There were two more unexpected, welcome returns from the dead this year. Coincidentally, they’re less than a block apart: Maximo’s, which has a new owner but the same chef, and Café Sbisa, bought by Glen Hogh, the owner of Vega Tapas Café. They jointly win the Best Reborn Neighbors of 2008.
Early in the year, Chateau Du Lac moved from its tiny, unattractive space in Kenner to a much more appealing bistro in Metairie Road. That made it twice the restaurant it was, qualifying it for Best Expanded Restaurant of the Year.
Kevin Vizard, a chef whose work I’ve always enjoyed, did the opposite. He left a rent increase on his post-K St. Charles Avenue (Best New Restaurant of 2006!) to opened a smaller, tighter new Vizard’s on Magazine Street this year. The best news here is that he didn’t just close and disappear for a couple of years, as he has been known to do in the past. Best Shrunken Restaurant of the Year.
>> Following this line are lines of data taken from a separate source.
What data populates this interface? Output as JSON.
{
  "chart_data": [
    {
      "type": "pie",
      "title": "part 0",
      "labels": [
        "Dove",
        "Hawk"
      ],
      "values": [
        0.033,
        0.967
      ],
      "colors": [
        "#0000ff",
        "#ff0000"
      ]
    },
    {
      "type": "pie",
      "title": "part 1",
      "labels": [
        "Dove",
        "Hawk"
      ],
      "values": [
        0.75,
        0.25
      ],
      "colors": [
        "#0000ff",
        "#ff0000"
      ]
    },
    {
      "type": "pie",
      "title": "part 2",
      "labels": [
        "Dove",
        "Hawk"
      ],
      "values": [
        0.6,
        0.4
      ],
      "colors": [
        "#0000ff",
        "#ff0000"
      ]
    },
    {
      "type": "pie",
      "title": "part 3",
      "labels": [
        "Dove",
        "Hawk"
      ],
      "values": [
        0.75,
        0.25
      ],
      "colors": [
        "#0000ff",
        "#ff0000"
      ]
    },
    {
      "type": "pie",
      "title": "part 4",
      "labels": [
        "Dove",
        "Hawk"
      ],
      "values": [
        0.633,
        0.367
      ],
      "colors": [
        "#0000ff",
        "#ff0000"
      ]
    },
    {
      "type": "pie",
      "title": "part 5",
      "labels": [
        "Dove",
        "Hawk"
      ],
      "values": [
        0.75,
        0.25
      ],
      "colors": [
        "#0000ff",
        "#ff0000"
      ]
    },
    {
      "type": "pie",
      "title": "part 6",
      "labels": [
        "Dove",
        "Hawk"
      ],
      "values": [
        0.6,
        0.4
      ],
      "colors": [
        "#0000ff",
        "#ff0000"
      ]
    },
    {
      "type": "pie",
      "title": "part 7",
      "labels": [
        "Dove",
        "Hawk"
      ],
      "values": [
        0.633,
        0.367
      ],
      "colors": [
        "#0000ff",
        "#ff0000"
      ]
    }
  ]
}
After struggling to establish his own cuisine at Peristyle, Chef Tom Wolfe–who bought the restaurant right before Katrina–gave up that fight and started another one. He renamed the place Wolfe’s (no big deal; it’s had at least three other names in its past) and reopened with a new menu that was supposed to be more in a Creole vein. But the changes have been subtle; the menu reads much like the Peristyle version, to me. Best Side-Stepping Restaurant of the Year.
The year began on a very optimistic note at La Provence, with Chef Rene Bajeux–probably the most gifted French chef in town then. He was in the kitchen cooking and in the barnyard raising pigs and chickens, saying it was great to be a chef again. Then he was gone. Randy Lewis, who we remember from Indigo a few years ago, came in as not only chef but partner with John Besh. His changes were deeper than we expected, winning the Best Hard To Dope Out Restaurant of 2008.
After a long foreplay, Chef Scott Boswell of Stella! finally reopened Stanley!–his cool post-Katrina grill and soda fountain–in the Lower Pontalba at year’s end. He wins Best New Restaurant of Last Year, Next Year.
While all this was going on, the increase in size of the New Orleans restaurant community continued. On the first day of 2008 year, 884 real restaurants were open in the New Orleans area. Two weeks before year’s end, the number is 980. We had 809 before Katrina. To put this in perspective, almost all other parts of the country saw their restaurant populations dwindle. New York and Los Angeles have seen significant drops. We are not doing badly.
But I’m hoping somebody wakes us up in 2009.